As part of efforts to provide the necessary technical support to countries for effective monitoring and reporting on human settlements indicators for the Sustainable Development Goals (SDGs) and the New Urban Agenda (NUA), the United Nations Human Settlements Programme (UN-Habitat) in collaboration the European Commission, Organisation for Economic Co-operation and Development (OECD), Food and Agriculture Organisation of the United Nations (FAO) and the World Bank have embarked on the implementation of a project titled “Assessing the feasibility of applying a global definition of cities/urban areas in support of global monitoring of SDGs and NUA urban targets”.
The initiative is aimed at testing and applying the degree of urbanisation (DEGURBA) approach in defining city boundaries in selected countries in Africa, Asia including Arab States, and Latin America.
The project comprises a series of training and consultative sub-regional workshops, during which participants are introduced to the DEGURBA approach, compare contexts, examine gaps, and share best practices and lessons.
Essentially, the workshops aim to contribute towards the ongoing efforts on having a harmonised global city definition particularly for the SDG 11 (Sustainable Cities and Communities) targets and indicators that require reporting at city levels.
According to the UN-Habitat, a global city definition would assist in the monitoring of the SDGs by ensuring that the study areas for the spatial urban SDG are standardised and easily reproducible and will add clarity to the methodologies and approaches for collection of data to support the land and rural related indicators.
The first workshop was conducted in Abuja from October 15 to 19, 2018 for participants from selected countries in West Africa and East Africa, including Nigeria, Ghana, The Gambia, Sierra Lone, Liberia, Ethiopia and Kenya, among others.
Participants included urban planners, statisticians, officials of relevant ministries/agencies, as well as representatives of international organisations.
Statistician-General of the Federation & Chief Executive Officer, National Bureau of Statistics (NBS), Dr Yemi Kale, in his welcome remarks, said that although a planned settlement, Abuja has evolved into a rapidly urbanising city, becoming one of the fastest growing cities in the world, with official population estimates at about four million persons in 2016.
“The result of rapid urbanisation and influx of new residents to the city has continued to put pressure on social services and infrastructure both within the city and in the satellite towns.

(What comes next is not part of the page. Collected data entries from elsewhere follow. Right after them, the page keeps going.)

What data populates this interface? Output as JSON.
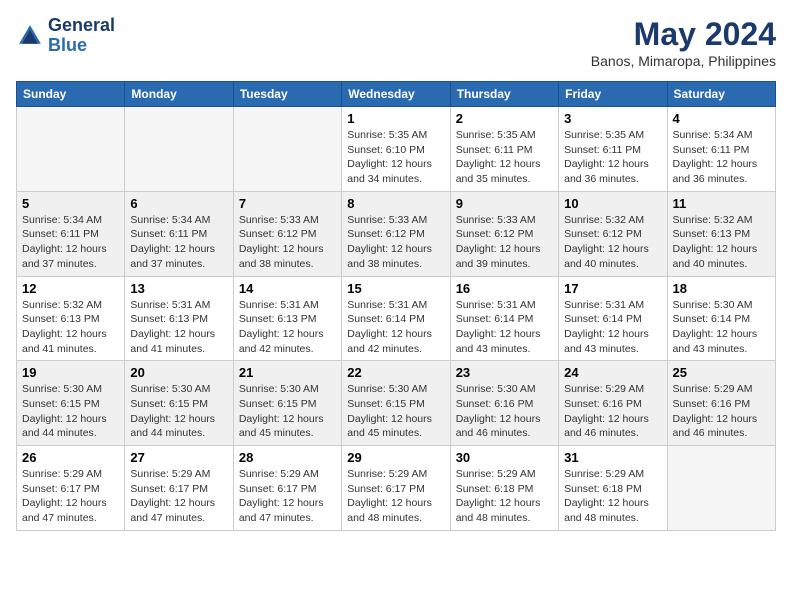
{
  "header": {
    "logo_line1": "General",
    "logo_line2": "Blue",
    "month_year": "May 2024",
    "location": "Banos, Mimaropa, Philippines"
  },
  "days_of_week": [
    "Sunday",
    "Monday",
    "Tuesday",
    "Wednesday",
    "Thursday",
    "Friday",
    "Saturday"
  ],
  "weeks": [
    {
      "shaded": false,
      "days": [
        {
          "num": "",
          "info": ""
        },
        {
          "num": "",
          "info": ""
        },
        {
          "num": "",
          "info": ""
        },
        {
          "num": "1",
          "info": "Sunrise: 5:35 AM\nSunset: 6:10 PM\nDaylight: 12 hours\nand 34 minutes."
        },
        {
          "num": "2",
          "info": "Sunrise: 5:35 AM\nSunset: 6:11 PM\nDaylight: 12 hours\nand 35 minutes."
        },
        {
          "num": "3",
          "info": "Sunrise: 5:35 AM\nSunset: 6:11 PM\nDaylight: 12 hours\nand 36 minutes."
        },
        {
          "num": "4",
          "info": "Sunrise: 5:34 AM\nSunset: 6:11 PM\nDaylight: 12 hours\nand 36 minutes."
        }
      ]
    },
    {
      "shaded": true,
      "days": [
        {
          "num": "5",
          "info": "Sunrise: 5:34 AM\nSunset: 6:11 PM\nDaylight: 12 hours\nand 37 minutes."
        },
        {
          "num": "6",
          "info": "Sunrise: 5:34 AM\nSunset: 6:11 PM\nDaylight: 12 hours\nand 37 minutes."
        },
        {
          "num": "7",
          "info": "Sunrise: 5:33 AM\nSunset: 6:12 PM\nDaylight: 12 hours\nand 38 minutes."
        },
        {
          "num": "8",
          "info": "Sunrise: 5:33 AM\nSunset: 6:12 PM\nDaylight: 12 hours\nand 38 minutes."
        },
        {
          "num": "9",
          "info": "Sunrise: 5:33 AM\nSunset: 6:12 PM\nDaylight: 12 hours\nand 39 minutes."
        },
        {
          "num": "10",
          "info": "Sunrise: 5:32 AM\nSunset: 6:12 PM\nDaylight: 12 hours\nand 40 minutes."
        },
        {
          "num": "11",
          "info": "Sunrise: 5:32 AM\nSunset: 6:13 PM\nDaylight: 12 hours\nand 40 minutes."
        }
      ]
    },
    {
      "shaded": false,
      "days": [
        {
          "num": "12",
          "info": "Sunrise: 5:32 AM\nSunset: 6:13 PM\nDaylight: 12 hours\nand 41 minutes."
        },
        {
          "num": "13",
          "info": "Sunrise: 5:31 AM\nSunset: 6:13 PM\nDaylight: 12 hours\nand 41 minutes."
        },
        {
          "num": "14",
          "info": "Sunrise: 5:31 AM\nSunset: 6:13 PM\nDaylight: 12 hours\nand 42 minutes."
        },
        {
          "num": "15",
          "info": "Sunrise: 5:31 AM\nSunset: 6:14 PM\nDaylight: 12 hours\nand 42 minutes."
        },
        {
          "num": "16",
          "info": "Sunrise: 5:31 AM\nSunset: 6:14 PM\nDaylight: 12 hours\nand 43 minutes."
        },
        {
          "num": "17",
          "info": "Sunrise: 5:31 AM\nSunset: 6:14 PM\nDaylight: 12 hours\nand 43 minutes."
        },
        {
          "num": "18",
          "info": "Sunrise: 5:30 AM\nSunset: 6:14 PM\nDaylight: 12 hours\nand 43 minutes."
        }
      ]
    },
    {
      "shaded": true,
      "days": [
        {
          "num": "19",
          "info": "Sunrise: 5:30 AM\nSunset: 6:15 PM\nDaylight: 12 hours\nand 44 minutes."
        },
        {
          "num": "20",
          "info": "Sunrise: 5:30 AM\nSunset: 6:15 PM\nDaylight: 12 hours\nand 44 minutes."
        },
        {
          "num": "21",
          "info": "Sunrise: 5:30 AM\nSunset: 6:15 PM\nDaylight: 12 hours\nand 45 minutes."
        },
        {
          "num": "22",
          "info": "Sunrise: 5:30 AM\nSunset: 6:15 PM\nDaylight: 12 hours\nand 45 minutes."
        },
        {
          "num": "23",
          "info": "Sunrise: 5:30 AM\nSunset: 6:16 PM\nDaylight: 12 hours\nand 46 minutes."
        },
        {
          "num": "24",
          "info": "Sunrise: 5:29 AM\nSunset: 6:16 PM\nDaylight: 12 hours\nand 46 minutes."
        },
        {
          "num": "25",
          "info": "Sunrise: 5:29 AM\nSunset: 6:16 PM\nDaylight: 12 hours\nand 46 minutes."
        }
      ]
    },
    {
      "shaded": false,
      "days": [
        {
          "num": "26",
          "info": "Sunrise: 5:29 AM\nSunset: 6:17 PM\nDaylight: 12 hours\nand 47 minutes."
        },
        {
          "num": "27",
          "info": "Sunrise: 5:29 AM\nSunset: 6:17 PM\nDaylight: 12 hours\nand 47 minutes."
        },
        {
          "num": "28",
          "info": "Sunrise: 5:29 AM\nSunset: 6:17 PM\nDaylight: 12 hours\nand 47 minutes."
        },
        {
          "num": "29",
          "info": "Sunrise: 5:29 AM\nSunset: 6:17 PM\nDaylight: 12 hours\nand 48 minutes."
        },
        {
          "num": "30",
          "info": "Sunrise: 5:29 AM\nSunset: 6:18 PM\nDaylight: 12 hours\nand 48 minutes."
        },
        {
          "num": "31",
          "info": "Sunrise: 5:29 AM\nSunset: 6:18 PM\nDaylight: 12 hours\nand 48 minutes."
        },
        {
          "num": "",
          "info": ""
        }
      ]
    }
  ]
}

Better city planning will require data that is linked to sound methodology and definitions that take into consideration as much as possible the peculiarities of the local context including the way of life and livelihoods of its inhabitants. Adequate consultation is crucial to ensuring that definitional and methodological changes can be locally adapted,” he said.

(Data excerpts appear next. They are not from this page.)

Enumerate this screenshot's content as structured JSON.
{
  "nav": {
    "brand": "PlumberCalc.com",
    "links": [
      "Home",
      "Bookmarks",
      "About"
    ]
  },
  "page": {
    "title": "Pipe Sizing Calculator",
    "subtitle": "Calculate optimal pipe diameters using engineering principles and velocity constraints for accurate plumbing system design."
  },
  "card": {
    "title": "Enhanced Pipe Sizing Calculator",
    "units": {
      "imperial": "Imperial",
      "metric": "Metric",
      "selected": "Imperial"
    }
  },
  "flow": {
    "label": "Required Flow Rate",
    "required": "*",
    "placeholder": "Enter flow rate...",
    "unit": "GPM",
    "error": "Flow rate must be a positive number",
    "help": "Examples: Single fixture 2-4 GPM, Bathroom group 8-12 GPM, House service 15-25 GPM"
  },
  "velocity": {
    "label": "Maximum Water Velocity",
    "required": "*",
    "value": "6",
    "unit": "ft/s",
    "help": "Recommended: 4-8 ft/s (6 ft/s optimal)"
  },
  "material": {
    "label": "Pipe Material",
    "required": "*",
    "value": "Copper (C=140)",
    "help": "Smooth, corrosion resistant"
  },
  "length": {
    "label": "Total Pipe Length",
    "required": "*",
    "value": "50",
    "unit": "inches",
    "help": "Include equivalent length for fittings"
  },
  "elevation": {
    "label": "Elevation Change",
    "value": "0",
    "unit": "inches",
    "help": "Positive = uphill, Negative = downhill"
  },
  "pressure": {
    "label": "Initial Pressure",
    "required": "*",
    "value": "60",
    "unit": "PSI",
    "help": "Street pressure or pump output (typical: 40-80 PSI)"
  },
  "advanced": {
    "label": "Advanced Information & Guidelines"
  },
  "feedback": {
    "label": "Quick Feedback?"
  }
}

He pointed out that, as the national statistical office, the definition and classification of an area as a city or otherwise, or as urban or rural, is even more crucial, “as it influences the selection of survey samples, designation of enumeration areas, the selection of reporting domains and the determination of nationally-representative aggregates”.
“This explains why we are also keenly interested in the outcomes of the workshop and its operationalisation in the future,” he stressed, adding that, in recognition of the increasing attention to the importance of data and statistics for policymaking, NBS has continued to promote improvements in all aspects of data production, from data collection to data processing to dissemination and advocacy.”
Besides DEGURBA, the city is also defined by its urban extent (built-up and urbanised open space).
Instead of using population/demographic trends, the urban extent concept employs satellite imagery analysis techniques to extract information on human settlement morphology and density of built-up structures. The information is then used to define an operational city boundary that can be applied to compute the selected indicators.
A resource person at the workshop, Lewis Dijkstra, observed that DEGURBA relies on a population grid to classify local units into three classes: cities, towns & suburbs, and rural areas.
“These three classes can be further disaggregated into cities, towns, suburbs, villages, dispersed rural areas and mostly uninhabited areas. The population share in rural areas as defined by the degree of urbanisation is like the share reported based on national definitions in most countries in the Americas, Europe and Oceania, but radically different in many African and Asian countries. A possible explanation for these differences is that in Africa and Asia smaller settlements are considered rural, while they are classified as urban in the rest of the world,” said Dijkstra.